Additional information about the 2023 ACM Fellows, as well as previously named ACM Fellows, is available through the ACM Fellows website.

Tim Berners-Lee
WWW Consortium

 

For inventing the World Wide Web, the first web browser, and the fundamental protocols and algorithms allowing the Web to scale

Deborah McGuinness
Rensselaer Polytechnic Institute

For contributions to knowledge technologies including ontologies and knowledge graphs

Steffen Staab
University of Stuttgart, University of Southampton

For contributions to semantic technologies and web science, and distinguished service to the ACM community

New UK tax rules on on-line transactions

To combat tax evasion and increase revenue, the UK’s HM Revenue and Customs (HMRC) has introduced new tax rules starting January 1, 2024, aimed at small sellers on platforms like Etsy, Depop, Airbnb, and Vinted.

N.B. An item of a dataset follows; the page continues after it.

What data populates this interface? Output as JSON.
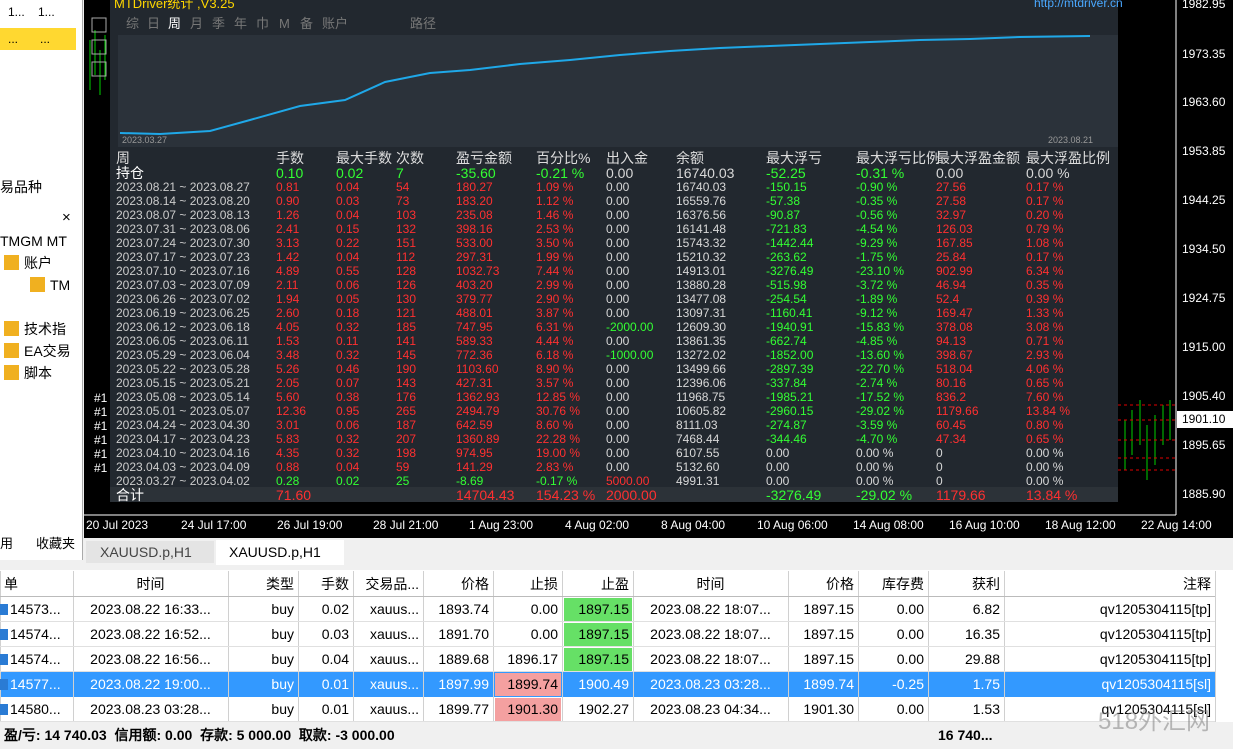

These rules require platforms to record and report sellers’ income directly to HMRC, following guidelines from the Organisation for Economic Co-operation and Development (OECD). While HMRC already has power over UK platforms, the OECD rules will facilitate quick access to data from platforms outside the UK. This affects around two to five million businesses on digital platforms, including taxi services, food delivery, freelancers, and short-term rentals.

Platforms will gather sellers’ information like name, address, earnings, and fees, including property details for landlords. Sellers meeting their tax obligations won’t be much affected, but those neglecting them may face HMRC demands.

Individuals can earn up to £1,000 extra annually, called the Trading Allowance, tax-free, but surpassing it requires tax reporting. Sellers renting through platforms like Airbnb can utilize the rent-a-room scheme for tax-free earnings up to £7,500 yearly.

HMRC plans to send reminders to those unaware of their tax duties regarding online earnings. They’ve allocated £36.69 million and 24 full-time staff to enforce these rules.

The first reporting deadline for platforms is January 31, 2025, one year after implementation.